Rutinitas pagi milikku terbilang biasa saja. Iya, sih. Benar. Lagi pula, apa yang diharapkan kepadaku? Tidak ada. Keistimewaan hanya untuk orang beruntung maupun kelompok kelas atas. Bagi orang kelas bawah sepertiku, mau naik ke tingkat selanjutnya harus melalui jalur “ngos-ngosan sampai sekarat”. Tidak di dunia game, maupun tempat asalku ternyata sama saja.
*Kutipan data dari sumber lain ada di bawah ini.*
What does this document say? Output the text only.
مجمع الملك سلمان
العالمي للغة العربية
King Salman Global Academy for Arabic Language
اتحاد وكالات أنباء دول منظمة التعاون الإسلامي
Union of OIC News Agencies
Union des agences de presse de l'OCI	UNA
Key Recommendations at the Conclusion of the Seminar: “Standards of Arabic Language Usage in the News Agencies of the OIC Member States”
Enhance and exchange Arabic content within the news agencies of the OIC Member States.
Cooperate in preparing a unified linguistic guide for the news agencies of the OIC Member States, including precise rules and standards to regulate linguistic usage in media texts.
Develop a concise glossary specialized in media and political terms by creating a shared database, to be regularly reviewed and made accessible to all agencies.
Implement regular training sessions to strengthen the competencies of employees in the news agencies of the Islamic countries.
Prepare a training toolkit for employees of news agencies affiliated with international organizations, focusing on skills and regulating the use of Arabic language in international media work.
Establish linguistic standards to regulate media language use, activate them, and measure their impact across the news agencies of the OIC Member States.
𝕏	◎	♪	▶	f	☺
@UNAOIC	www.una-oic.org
Setelah mengantar stok bawang putih dan bawang merah yang telah kukupas bersih kepada pemilik indekos, aku langsung berangkat kerja. Iya, aku perlu uang lain. Cuma fokus pada gaji dari Tori tidak cukup memenuhi kebutuhanku. Jadilah, aku menawarkan diri membantu bisnis nyonya pemilik indekos. Dia membuka usaha katering dan tidak keberatan mempekerjakan diriku.
Kupikir sampai di salah satu studio milik stasiun televisi terkenal, aku akan dihadapkan pada pekerjaan biasa. Maksud dari biasa ialah, mengumpulkan baju berserakan yang tidak dipilih Tori dan berusaha meringankan beban pekerja lain dalam tim Tori.
Ternyata aku salah!
Salah keterlaluan!
Percuma aku sempat berprasangka baik tadi!
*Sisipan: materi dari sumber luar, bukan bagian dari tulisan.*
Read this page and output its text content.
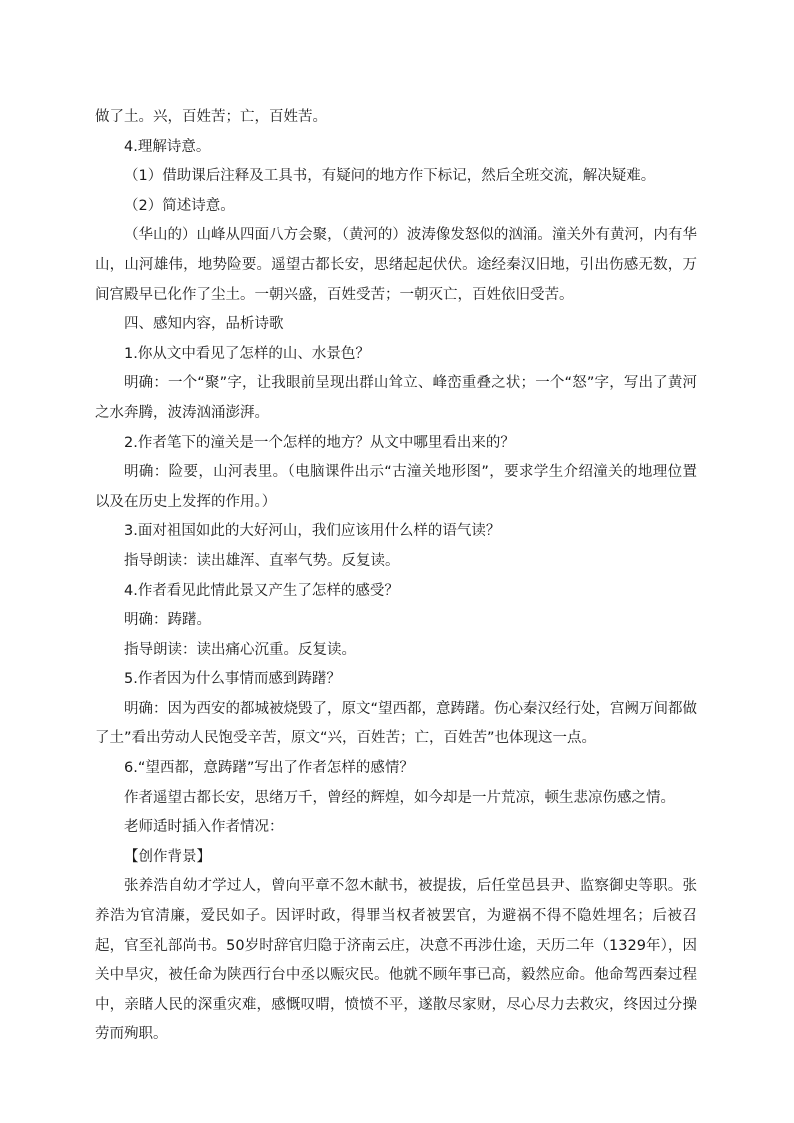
做了土。兴，百姓苦；亡，百姓苦。

4.理解诗意。

（1）借助课后注释及工具书，有疑问的地方作下标记，然后全班交流，解决疑难。

（2）简述诗意。

（华山的）山峰从四面八方会聚，（黄河的）波涛像发怒似的汹涌。潼关外有黄河，内有华山，山河雄伟，地势险要。遥望古都长安，思绪起起伏伏。途经秦汉旧地，引出伤感无数，万间宫殿早已化作了尘土。一朝兴盛，百姓受苦；一朝灭亡，百姓依旧受苦。

四、感知内容，品析诗歌

1.你从文中看见了怎样的山、水景色？

明确：一个“聚”字，让我眼前呈现出群山耸立、峰峦重叠之状；一个“怒”字，写出了黄河之水奔腾，波涛汹涌澎湃。

2.作者笔下的潼关是一个怎样的地方？从文中哪里看出来的？

明确：险要，山河表里。（电脑课件出示“古潼关地形图”，要求学生介绍潼关的地理位置以及在历史上发挥的作用。）

3.面对祖国如此的大好河山，我们应该用什么样的语气读？

指导朗读：读出雄浑、直率气势。反复读。

4.作者看见此情此景又产生了怎样的感受？

明确：踌躇。

指导朗读：读出痛心沉重。反复读。

5.作者因为什么事情而感到踌躇？

明确：因为西安的都城被烧毁了，原文“望西都，意踌躇。伤心秦汉经行处，宫阙万间都做了土”看出劳动人民饱受辛苦，原文“兴，百姓苦；亡，百姓苦”也体现这一点。

6.“望西都，意踌躇”写出了作者怎样的感情？

作者遥望古都长安，思绪万千，曾经的辉煌，如今却是一片荒凉，顿生悲凉伤感之情。

老师适时插入作者情况：

【创作背景】

张养浩自幼才学过人，曾向平章不忽木献书，被提拔，后任堂邑县尹、监察御史等职。张养浩为官清廉，爱民如子。因评时政，得罪当权者被罢官，为避祸不得不隐姓埋名；后被召起，官至礼部尚书。50岁时辞官归隐于济南云庄，决意不再涉仕途，天历二年（1329年），因关中旱灾，被任命为陕西行台中丞以赈灾民。他就不顾年事已高，毅然应命。他命驾西秦过程中，亲睹人民的深重灾难，感慨叹喟，愤愤不平，遂散尽家财，尽心尽力去救灾，终因过分操劳而殉职。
Saat aku dipanggil Tori, diminta menemuinya di ruang rias. Mataku celingukan mencari anggota tim lain yang biasa kutemui. Aku ini anak baru. Tidak punya pengalaman sebagus seniorku dalam menghadapi Tori. Jadi, firasat buruk langsung menghampiri benak.
“Rusak gaun Zena.”
Hanya orang bodoh yang tidak sayang nyawa saja berani mengusik Zena.
Aku bukan orang bodoh.
Aku masih sayang nyawaku.
Pilihannya tidak sulit.
“Saya mengundurkan diri saja.”
Setelah meletakkan surat pengunduran diri yang selama ini hanya berdiam di saku, tidak tahu waktu penyerahan yang pas, akhirnya datang kesempatan. Aku tidak perlu menunggu respons dari Tori. Sebaiknya kabur sejauh mungkin seolah tengah menjauh dari tsunami.
Itulah yang kulakukan.
Aku kabur seperti ayam pengecut. Tidak mau menengok ke belakang. Kata orang tua, “Tidak baik menengok ke belakang. Lurus saja. Hadapi rintangan.”
Saat aku yakin sudah jauh dari bencana, barulah bisa bernapas dengan lega. Kuamati area parkir yang sesak oleh kendaraan. Beberapa orang berseragam dengan logo stasiun televisi tampak hilir mudik mirip prajurit semut merah. Mereka bergegas melakukan apa pun sesuai tugas.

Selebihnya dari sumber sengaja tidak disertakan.